|2011-06-25 00:05:22||Officials monitoring rising floodwaters at Nebraska nuclear plants -- CNN|
June 23, 2011 2:06 p.m. EDT
(CNN) -- U.S. nuclear regulators say two Nebraska nuclear power plants have protected critical equipment from the rising waters of the Missouri River even though flooding has reached the grounds of one of them.
The Nuclear Regulatory Commission is confident those safeguards will prevent a disaster at either plant even though the Missouri is expected to remain flooded for several weeks, NRC spokesman Victor Dricks said Thursday.
The Fort Calhoun plant, about 20 miles north of Omaha, was shut down for refueling in April. Parts of the grounds are already under two feet of water as the swollen Missouri overflows its banks. But the Omaha Public Power District, which owns the plant, has built flood walls around the reactor, transformers and the plant's electrical switchyard, the NRC said.
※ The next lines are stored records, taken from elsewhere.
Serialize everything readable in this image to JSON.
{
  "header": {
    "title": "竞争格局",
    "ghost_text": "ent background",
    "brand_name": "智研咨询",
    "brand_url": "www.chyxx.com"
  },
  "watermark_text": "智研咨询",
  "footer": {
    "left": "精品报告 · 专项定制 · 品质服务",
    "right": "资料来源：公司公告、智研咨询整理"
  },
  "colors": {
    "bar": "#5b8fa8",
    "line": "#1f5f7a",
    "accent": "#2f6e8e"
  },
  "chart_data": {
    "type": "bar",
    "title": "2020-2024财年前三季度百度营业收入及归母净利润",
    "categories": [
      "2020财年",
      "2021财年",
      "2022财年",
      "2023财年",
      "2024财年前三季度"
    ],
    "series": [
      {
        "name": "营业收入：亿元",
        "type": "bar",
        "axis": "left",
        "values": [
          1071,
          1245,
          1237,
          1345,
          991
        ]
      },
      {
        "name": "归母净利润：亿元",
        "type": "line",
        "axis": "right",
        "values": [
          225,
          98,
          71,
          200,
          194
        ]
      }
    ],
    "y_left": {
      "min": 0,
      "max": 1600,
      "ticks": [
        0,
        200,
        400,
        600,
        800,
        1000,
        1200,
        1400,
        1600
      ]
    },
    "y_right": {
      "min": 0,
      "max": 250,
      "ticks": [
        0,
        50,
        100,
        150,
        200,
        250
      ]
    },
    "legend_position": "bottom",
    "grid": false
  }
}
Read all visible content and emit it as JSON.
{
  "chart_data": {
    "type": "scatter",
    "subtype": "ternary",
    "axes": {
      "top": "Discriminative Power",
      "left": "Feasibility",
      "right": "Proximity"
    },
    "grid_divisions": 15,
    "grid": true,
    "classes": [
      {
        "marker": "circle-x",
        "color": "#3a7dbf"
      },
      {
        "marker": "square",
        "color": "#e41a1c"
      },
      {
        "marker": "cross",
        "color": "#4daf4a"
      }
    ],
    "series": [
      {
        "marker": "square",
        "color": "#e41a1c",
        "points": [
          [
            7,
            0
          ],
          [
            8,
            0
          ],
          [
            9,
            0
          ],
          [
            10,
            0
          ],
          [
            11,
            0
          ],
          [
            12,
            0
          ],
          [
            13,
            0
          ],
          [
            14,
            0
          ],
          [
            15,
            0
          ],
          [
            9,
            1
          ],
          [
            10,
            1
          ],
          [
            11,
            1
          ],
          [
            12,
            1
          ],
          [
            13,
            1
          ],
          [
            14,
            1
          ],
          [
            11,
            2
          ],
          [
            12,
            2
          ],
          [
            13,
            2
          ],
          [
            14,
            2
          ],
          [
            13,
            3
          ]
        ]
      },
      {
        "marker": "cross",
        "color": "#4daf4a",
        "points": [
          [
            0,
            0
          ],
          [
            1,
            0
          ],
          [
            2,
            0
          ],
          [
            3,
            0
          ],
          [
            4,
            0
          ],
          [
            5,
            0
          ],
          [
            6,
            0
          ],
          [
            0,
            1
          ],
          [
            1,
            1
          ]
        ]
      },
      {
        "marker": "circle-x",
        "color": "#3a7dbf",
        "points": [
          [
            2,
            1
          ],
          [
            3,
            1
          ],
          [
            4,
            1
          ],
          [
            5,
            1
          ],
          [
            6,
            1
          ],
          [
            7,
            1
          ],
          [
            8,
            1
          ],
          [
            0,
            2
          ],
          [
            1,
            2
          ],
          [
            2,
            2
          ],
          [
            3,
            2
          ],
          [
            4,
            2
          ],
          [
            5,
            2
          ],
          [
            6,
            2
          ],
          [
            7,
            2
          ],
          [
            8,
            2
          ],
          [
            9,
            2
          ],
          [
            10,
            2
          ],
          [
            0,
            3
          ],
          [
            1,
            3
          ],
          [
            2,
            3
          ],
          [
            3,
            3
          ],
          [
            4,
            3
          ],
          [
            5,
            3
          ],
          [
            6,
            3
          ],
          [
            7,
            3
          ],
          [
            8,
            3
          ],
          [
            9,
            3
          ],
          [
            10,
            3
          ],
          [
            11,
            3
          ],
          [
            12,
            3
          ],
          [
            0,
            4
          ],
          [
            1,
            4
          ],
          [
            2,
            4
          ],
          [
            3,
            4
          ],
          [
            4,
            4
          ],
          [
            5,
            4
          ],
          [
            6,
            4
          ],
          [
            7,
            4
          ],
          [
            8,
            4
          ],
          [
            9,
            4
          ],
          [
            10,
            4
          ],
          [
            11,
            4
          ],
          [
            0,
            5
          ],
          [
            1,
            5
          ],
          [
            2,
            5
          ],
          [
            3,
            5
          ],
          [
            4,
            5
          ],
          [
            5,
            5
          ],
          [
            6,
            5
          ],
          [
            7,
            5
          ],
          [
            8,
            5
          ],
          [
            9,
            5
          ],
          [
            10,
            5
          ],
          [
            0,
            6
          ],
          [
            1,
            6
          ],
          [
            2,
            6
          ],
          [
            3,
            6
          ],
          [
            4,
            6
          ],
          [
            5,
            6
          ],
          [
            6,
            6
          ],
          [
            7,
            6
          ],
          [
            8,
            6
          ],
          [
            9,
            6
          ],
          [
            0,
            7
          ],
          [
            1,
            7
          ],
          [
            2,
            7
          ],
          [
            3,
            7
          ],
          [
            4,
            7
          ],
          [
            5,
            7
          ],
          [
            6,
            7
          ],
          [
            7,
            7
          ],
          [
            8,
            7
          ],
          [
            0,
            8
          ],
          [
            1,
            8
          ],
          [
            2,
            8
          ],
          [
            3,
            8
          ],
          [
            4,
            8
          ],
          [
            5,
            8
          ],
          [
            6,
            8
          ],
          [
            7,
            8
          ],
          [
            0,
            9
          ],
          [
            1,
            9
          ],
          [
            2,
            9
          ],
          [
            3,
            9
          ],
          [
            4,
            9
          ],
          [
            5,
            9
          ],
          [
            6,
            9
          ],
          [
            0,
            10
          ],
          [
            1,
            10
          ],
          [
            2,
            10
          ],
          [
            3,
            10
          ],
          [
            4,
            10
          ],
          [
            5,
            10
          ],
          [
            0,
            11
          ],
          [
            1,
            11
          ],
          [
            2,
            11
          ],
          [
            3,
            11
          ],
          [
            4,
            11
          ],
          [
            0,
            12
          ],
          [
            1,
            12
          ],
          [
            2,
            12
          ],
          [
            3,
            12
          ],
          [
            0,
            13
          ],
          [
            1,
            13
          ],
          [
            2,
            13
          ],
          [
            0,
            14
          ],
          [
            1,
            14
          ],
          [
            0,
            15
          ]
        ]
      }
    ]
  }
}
"They've surrounded all the vital equipment with berms," Dricks said.
An 8-foot-tall, water-filled berm, 16 feet wide at its base, surrounds the reactor containment structure and auxiliary buildings, the NRC says. The plant has brought in an additional emergency diesel generator, water pumps, sandbags and firefighting equipment as well, according to regulators.